По свидетельству самих древних, эти народно-праз­дничные формы осмеяния и срамословия и были теми корнями, из которых выросли литературные сатиричес­кие формы. Аристотель (Поэтика, 14482,32) видит кор­ни комедии в ямбических песенных посрамлениях («iambidzein»), причем он отмечает диалогический харак­тер этих посрамлений («iambidzon allelus»). М.Теренций Варрон в своей работе «О происхождении сценического искусства» находит ее зачатки в различных праздне­ствах — в компиталиях, в луперкалиях и др. Наконец, Ливии (7, 2, 4) сообщает о существовании народной драматической «сатуры», выросшей из фесценнин. Ко всем этим утверждениям древних (особенно Ливия) нужно, конечно, относиться критически. Но не подле­жит никакому сомнению глубокая внутренняя связь ан­тичного литературно-сатирического образного отрица­ния с народно-праздничным смехом и посрамлением. И в дальнейшем развитии античной С. она не порывает своей связи с живыми формами народно-праздничного смеха (напр., существенна связь с сатурналиями эпиг­рамматического творчества Марциала и романа-сатуры Петрония).

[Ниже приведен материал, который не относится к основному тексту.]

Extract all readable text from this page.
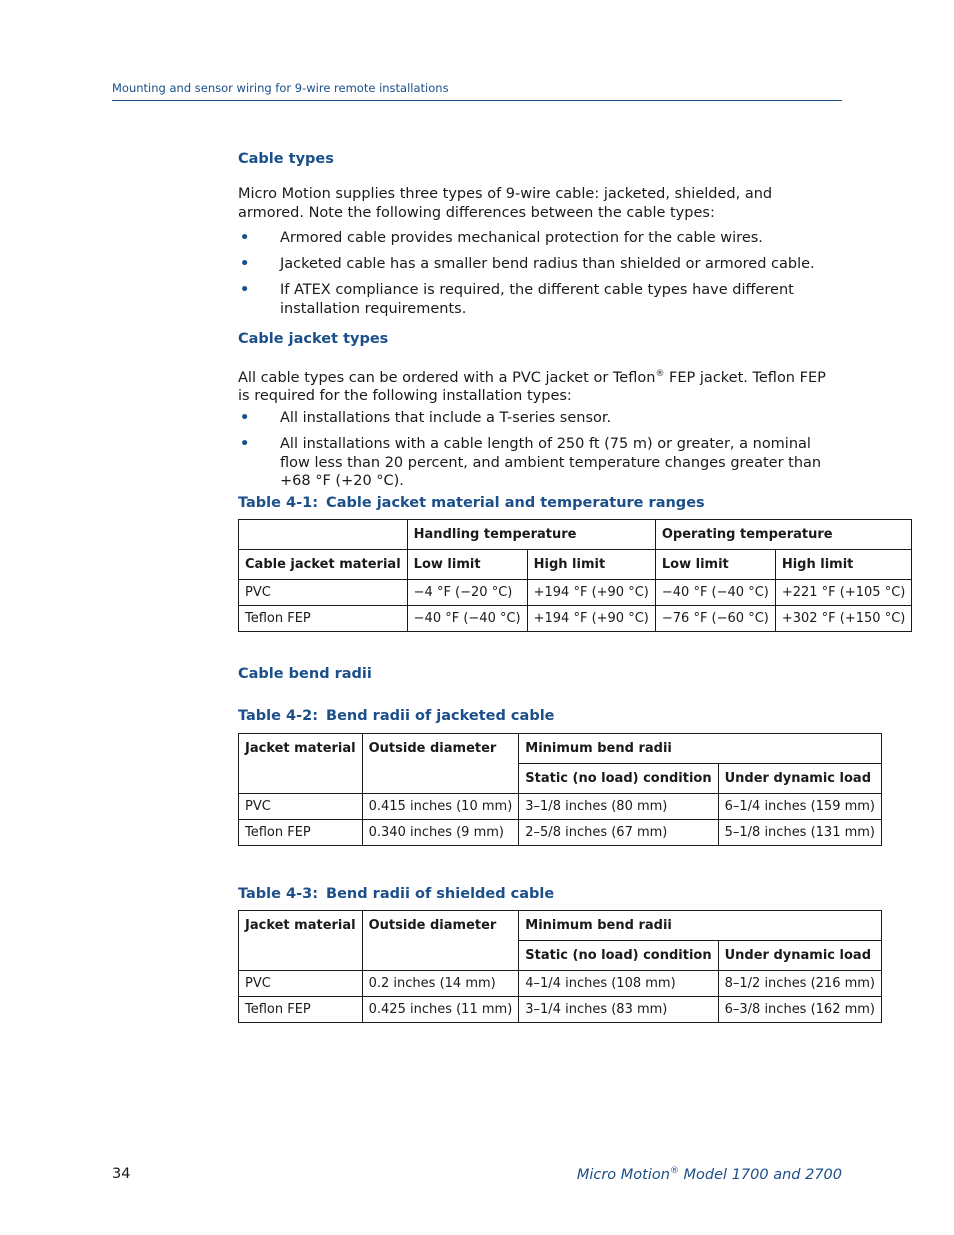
Mounting and sensor wiring for 9-wire remote installations
Cable types

Micro Motion supplies three types of 9-wire cable: jacketed, shielded, and armored. Note the following differences between the cable types:

• Armored cable provides mechanical protection for the cable wires.

• Jacketed cable has a smaller bend radius than shielded or armored cable.

• If ATEX compliance is required, the different cable types have different installation requirements.

Cable jacket types

All cable types can be ordered with a PVC jacket or Teflon® FEP jacket. Teflon FEP is required for the following installation types:

• All installations that include a T-series sensor.

• All installations with a cable length of 250 ft (75 m) or greater, a nominal flow less than 20 percent, and ambient temperature changes greater than +68 °F (+20 °C).

Table 4-1: Cable jacket material and temperature ranges

	Handling temperature		Operating temperature	
Cable jacket material	Low limit	High limit	Low limit	High limit
PVC	−4 °F (−20 °C)	+194 °F (+90 °C)	−40 °F (−40 °C)	+221 °F (+105 °C)
Teflon FEP	−40 °F (−40 °C)	+194 °F (+90 °C)	−76 °F (−60 °C)	+302 °F (+150 °C)
Cable bend radii

Table 4-2: Bend radii of jacketed cable

Jacket material	Outside diameter	Minimum bend radii	
		Static (no load) condition	Under dynamic load
PVC	0.415 inches (10 mm)	3–1/8 inches (80 mm)	6–1/4 inches (159 mm)
Teflon FEP	0.340 inches (9 mm)	2–5/8 inches (67 mm)	5–1/8 inches (131 mm)

Table 4-3: Bend radii of shielded cable

Jacket material	Outside diameter	Minimum bend radii	
		Static (no load) condition	Under dynamic load
PVC	0.2 inches (14 mm)	4–1/4 inches (108 mm)	8–1/2 inches (216 mm)
Teflon FEP	0.425 inches (11 mm)	3–1/4 inches (83 mm)	6–3/8 inches (162 mm)
34	Micro Motion® Model 1700 and 2700
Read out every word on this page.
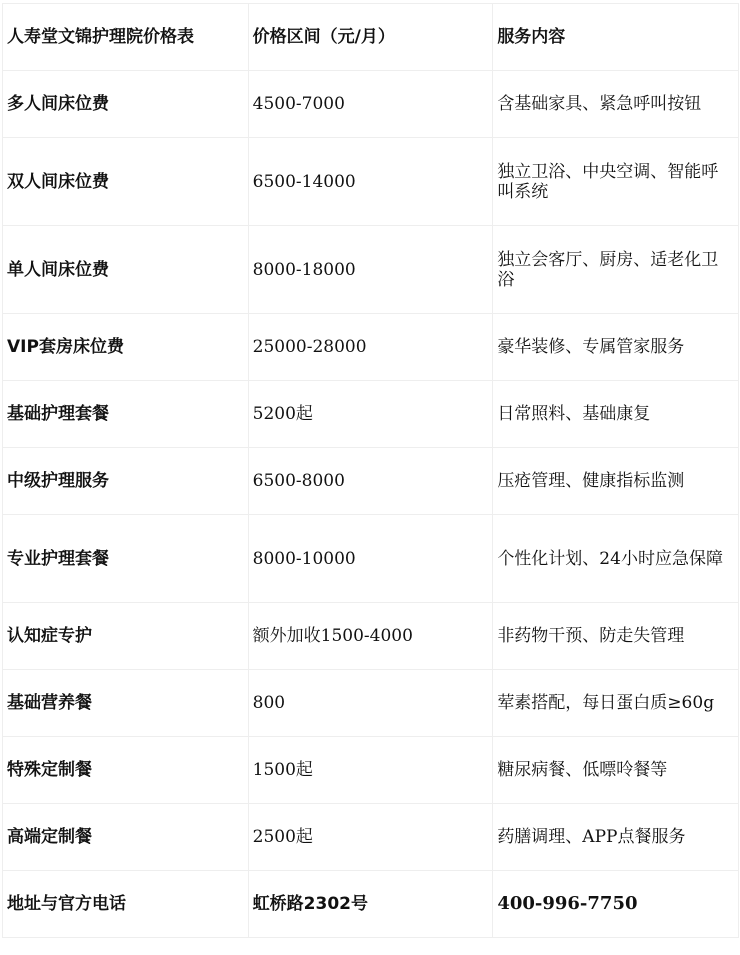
人寿堂文锦护理院价格表	价格区间（元/月）	服务内容
多人间床位费	4500-7000	含基础家具、紧急呼叫按钮
双人间床位费	6500-14000	独立卫浴、中央空调、智能呼叫系统
单人间床位费	8000-18000	独立会客厅、厨房、适老化卫浴
VIP套房床位费	25000-28000	豪华装修、专属管家服务
基础护理套餐	5200起	日常照料、基础康复
中级护理服务	6500-8000	压疮管理、健康指标监测
专业护理套餐	8000-10000	个性化计划、24小时应急保障
认知症专护	额外加收1500-4000	非药物干预、防走失管理
基础营养餐	800	荤素搭配，每日蛋白质≥60g
特殊定制餐	1500起	糖尿病餐、低嘌呤餐等
高端定制餐	2500起	药膳调理、APP点餐服务
地址与官方电话	虹桥路2302号	400-996-7750
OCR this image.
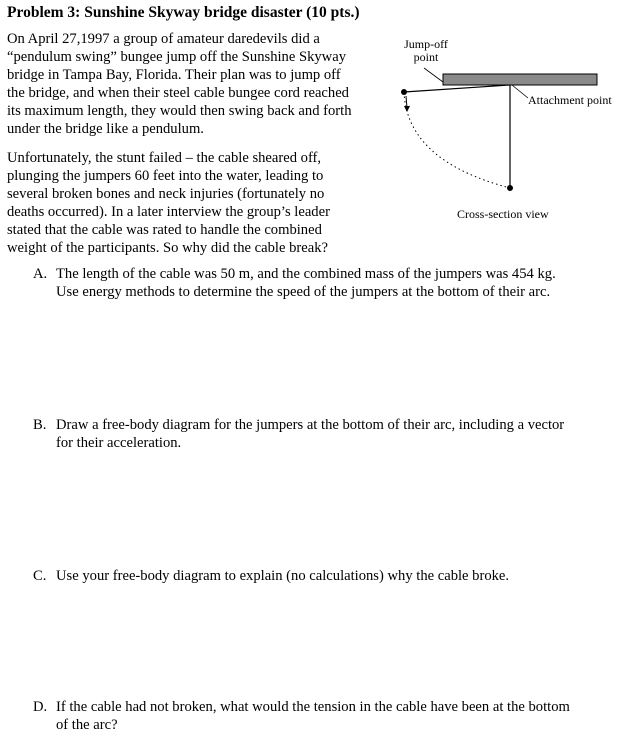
Problem 3: Sunshine Skyway bridge disaster (10 pts.)
On April 27,1997 a group of amateur daredevils did a
“pendulum swing” bungee jump off the Sunshine Skyway
bridge in Tampa Bay, Florida. Their plan was to jump off
the bridge, and when their steel cable bungee cord reached
its maximum length, they would then swing back and forth
under the bridge like a pendulum.
Unfortunately, the stunt failed – the cable sheared off,
plunging the jumpers 60 feet into the water, leading to
several broken bones and neck injuries (fortunately no
deaths occurred). In a later interview the group’s leader
stated that the cable was rated to handle the combined
weight of the participants. So why did the cable break?
Jump-off
point
Attachment point
Cross-section view
A. The length of the cable was 50 m, and the combined mass of the jumpers was 454 kg.
Use energy methods to determine the speed of the jumpers at the bottom of their arc.
B. Draw a free-body diagram for the jumpers at the bottom of their arc, including a vector
for their acceleration.
C. Use your free-body diagram to explain (no calculations) why the cable broke.
D. If the cable had not broken, what would the tension in the cable have been at the bottom
of the arc?
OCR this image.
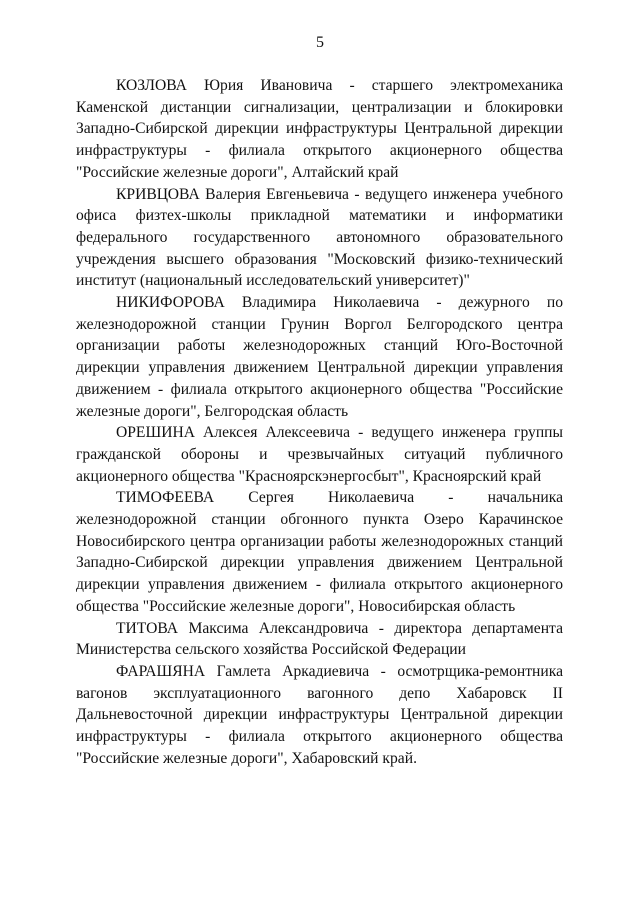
5

КОЗЛОВА Юрия Ивановича - старшего электромеханика Каменской дистанции сигнализации, централизации и блокировки Западно-Сибирской дирекции инфраструктуры Центральной дирекции инфраструктуры - филиала открытого акционерного общества "Российские железные дороги", Алтайский край

КРИВЦОВА Валерия Евгеньевича - ведущего инженера учебного офиса физтех-школы прикладной математики и информатики федерального государственного автономного образовательного учреждения высшего образования "Московский физико-технический институт (национальный исследовательский университет)"

НИКИФОРОВА Владимира Николаевича - дежурного по железнодорожной станции Грунин Воргол Белгородского центра организации работы железнодорожных станций Юго-Восточной дирекции управления движением Центральной дирекции управления движением - филиала открытого акционерного общества "Российские железные дороги", Белгородская область

ОРЕШИНА Алексея Алексеевича - ведущего инженера группы гражданской обороны и чрезвычайных ситуаций публичного акционерного общества "Красноярскэнергосбыт", Красноярский край

ТИМОФЕЕВА Сергея Николаевича - начальника железнодорожной станции обгонного пункта Озеро Карачинское Новосибирского центра организации работы железнодорожных станций Западно-Сибирской дирекции управления движением Центральной дирекции управления движением - филиала открытого акционерного общества "Российские железные дороги", Новосибирская область

ТИТОВА Максима Александровича - директора департамента Министерства сельского хозяйства Российской Федерации

ФАРАШЯНА Гамлета Аркадиевича - осмотрщика-ремонтника вагонов эксплуатационного вагонного депо Хабаровск II Дальневосточной дирекции инфраструктуры Центральной дирекции инфраструктуры - филиала открытого акционерного общества "Российские железные дороги", Хабаровский край.
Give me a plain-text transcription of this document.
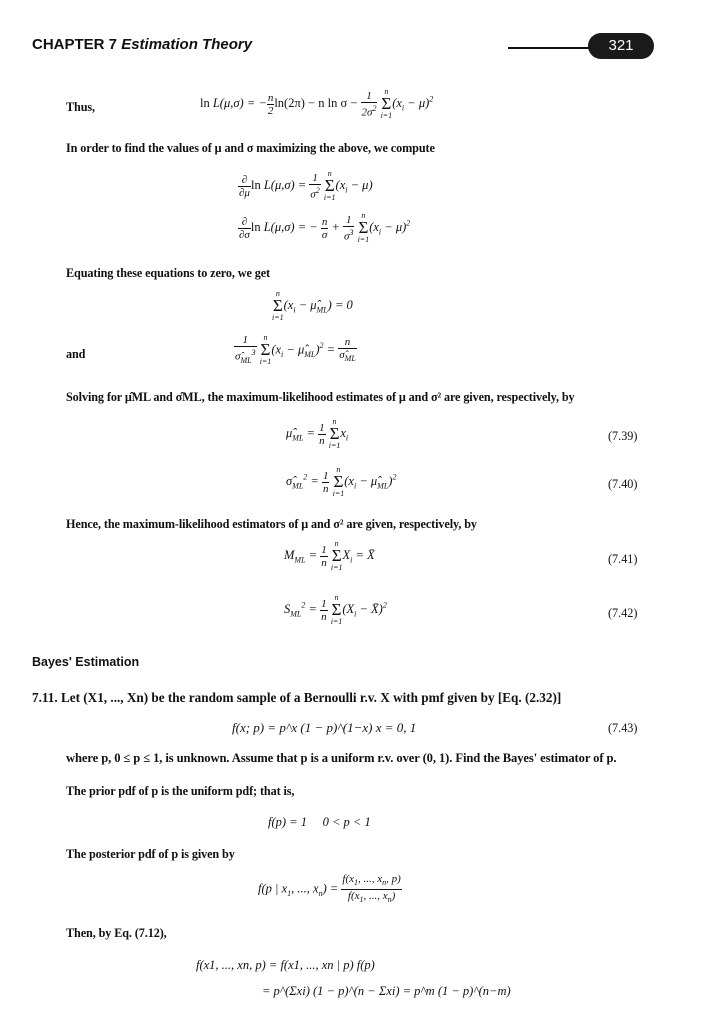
CHAPTER 7 Estimation Theory	321
Thus,	ln L(μ,σ) = − $\frac{n}{2} \ln(2\pi) - n$ $\ln \sigma - \frac{1}{2\sigma^2}$ n
Σ
$i=1(x_i - \mu)^2$
In order to find the values of μ and σ maximizing the above, we compute
$\frac{\partial}{\partial\mu}$ $\ln L(\mu,\sigma) = \frac{1}{\sigma^2}$ n
Σ
$i=1(x_i - \mu)$
$\frac{\partial}{\partial\sigma}$ ln L(μ,σ) = − $\frac{n}{\sigma} + \frac{1}{\sigma^3}$ n
Σ
$i=1(x_i - \mu)^2$
Equating these equations to zero, we get
n
Σ
$i=1(x_i$ − $\mû_{ML}) = 0$
and	$\frac{1}{\sigmâ_{ML}^3}$ n
Σ
$i=1(x_i$ − $\mû_{ML})^2 = \frac{n}{\sigmâ_{ML}}$
Solving for μ̂ML and σ̂ML, the maximum-likelihood estimates of μ and σ² are given, respectively, by
$\mû_{ML} = \frac{1}{n}$ n
Σ
$i=1x_i$	(7.39)
$\sigmâ_{ML}^2 = \frac{1}{n}$ n
Σ
$i=1(x_i$ − $\mû_{ML})^2$	(7.40)
Hence, the maximum-likelihood estimators of μ and σ² are given, respectively, by
$M_{ML} = \frac{1}{n}$ n
Σ
$i=1X_i$ = X̄	(7.41)
$S_{ML}^2 = \frac{1}{n}$ n
Σ
$i=1(X_i$ − X̄)$^2$
(7.42)
Bayes' Estimation
7.11. Let (X1, ..., Xn) be the random sample of a Bernoulli r.v. X with pmf given by [Eq. (2.32)]
f(x; p) = p^x (1 − p)^(1−x) x = 0, 1	(7.43)
where p, 0 ≤ p ≤ 1, is unknown. Assume that p is a uniform r.v. over (0, 1). Find the Bayes' estimator of p.
The prior pdf of p is the uniform pdf; that is,
f(p) = 1     0 < p < 1
The posterior pdf of p is given by
f(p | $x_1$, ..., $x_n) = \frac{f(x_1, ..., x_n, p)}{f(x_1, ..., x_n)}$
Then, by Eq. (7.12),
f(x1, ..., xn, p) = f(x1, ..., xn | p) f(p)
= p^(Σxi) (1 − p)^(n − Σxi) = p^m (1 − p)^(n−m)
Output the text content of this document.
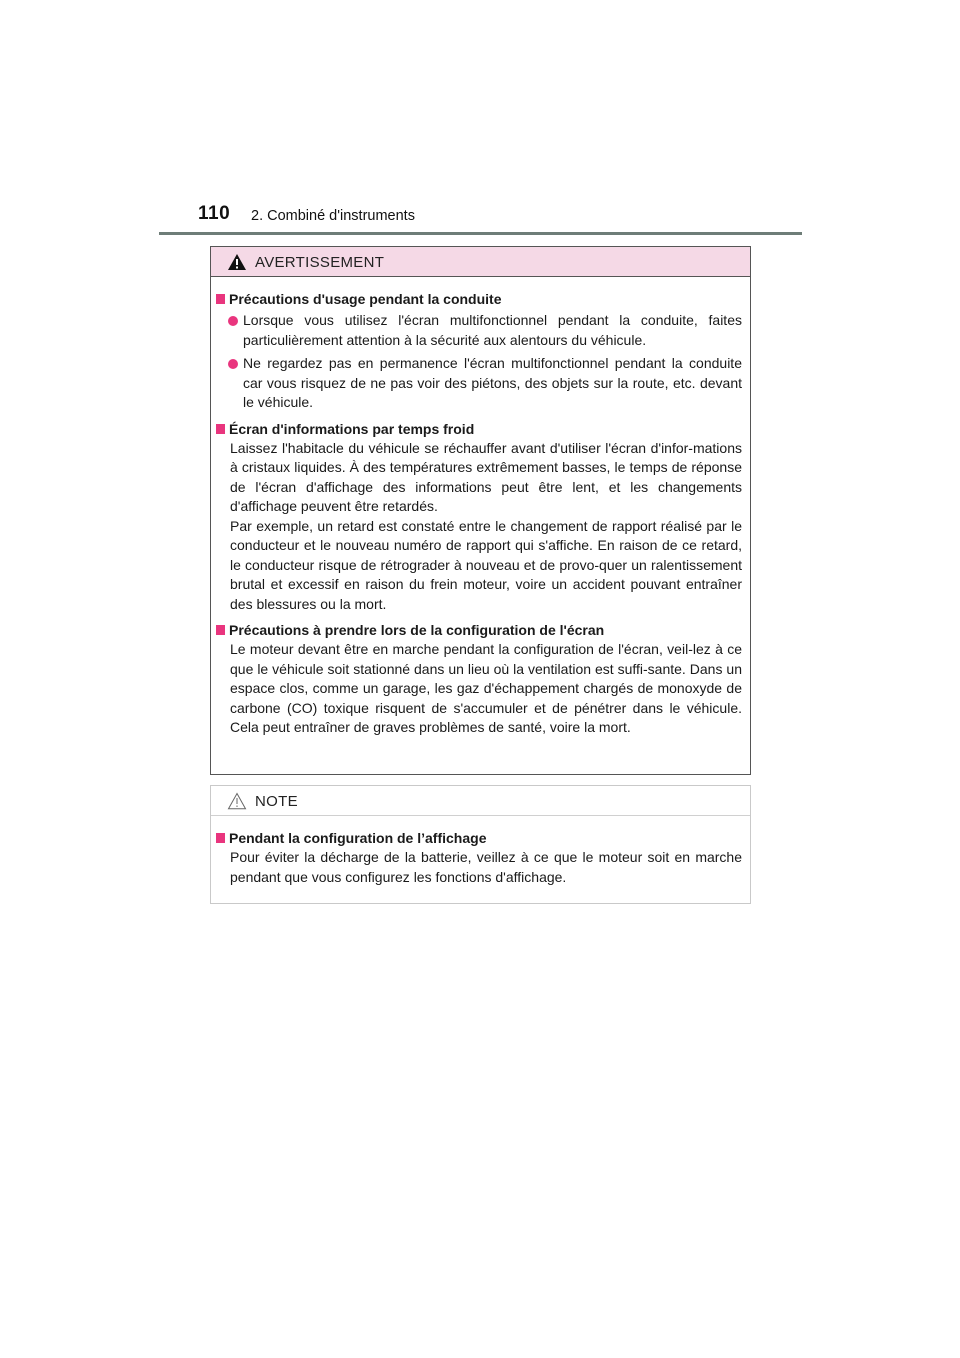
110 2. Combiné d'instruments
AVERTISSEMENT
Précautions d'usage pendant la conduite
Lorsque vous utilisez l'écran multifonctionnel pendant la conduite, faites particulièrement attention à la sécurité aux alentours du véhicule.
Ne regardez pas en permanence l'écran multifonctionnel pendant la conduite car vous risquez de ne pas voir des piétons, des objets sur la route, etc. devant le véhicule.
Écran d'informations par temps froid
Laissez l'habitacle du véhicule se réchauffer avant d'utiliser l'écran d'infor-mations à cristaux liquides. À des températures extrêmement basses, le temps de réponse de l'écran d'affichage des informations peut être lent, et les changements d'affichage peuvent être retardés.
Par exemple, un retard est constaté entre le changement de rapport réalisé par le conducteur et le nouveau numéro de rapport qui s'affiche. En raison de ce retard, le conducteur risque de rétrograder à nouveau et de provo-quer un ralentissement brutal et excessif en raison du frein moteur, voire un accident pouvant entraîner des blessures ou la mort.
Précautions à prendre lors de la configuration de l'écran
Le moteur devant être en marche pendant la configuration de l'écran, veil-lez à ce que le véhicule soit stationné dans un lieu où la ventilation est suffi-sante. Dans un espace clos, comme un garage, les gaz d'échappement chargés de monoxyde de carbone (CO) toxique risquent de s'accumuler et de pénétrer dans le véhicule. Cela peut entraîner de graves problèmes de santé, voire la mort.
NOTE
Pendant la configuration de l’affichage
Pour éviter la décharge de la batterie, veillez à ce que le moteur soit en marche pendant que vous configurez les fonctions d'affichage.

Мы наблюдаем шесть основных черт народно-празд­ничных осмеяний и посрамлений, повторяющихся затем во всех сколько-нибудь существенных явлениях сатири­ческого творчества античности (да и всех последующих эпох развития европейской сатиры): 1) диалогический характер осмеяния-посрамления (взаимоосмеяние хоров); 2) присущий этим осмеяниям момент пародирования, передразнивания; 3) универсальный характер осмеяний (осмеяние божеств, старого царя, всего господствующего строя (сатурналии); 4) связь смеха с материально-телесным производительным началом (срамословие); 5) существен­ное отношение осмеяния к времени и временной смене, к возрождению, к смерти старого и рождению нового; 6) стихийная диалектичность осмеяния, сочетание в нем насмешки (старое) с весельем (новое). В образах осмеи­ваемого старого народ осмеивал господствующий строй

с его формами угнетения — в образах нового он вопло­щал свои лучшие чаяния и стремления.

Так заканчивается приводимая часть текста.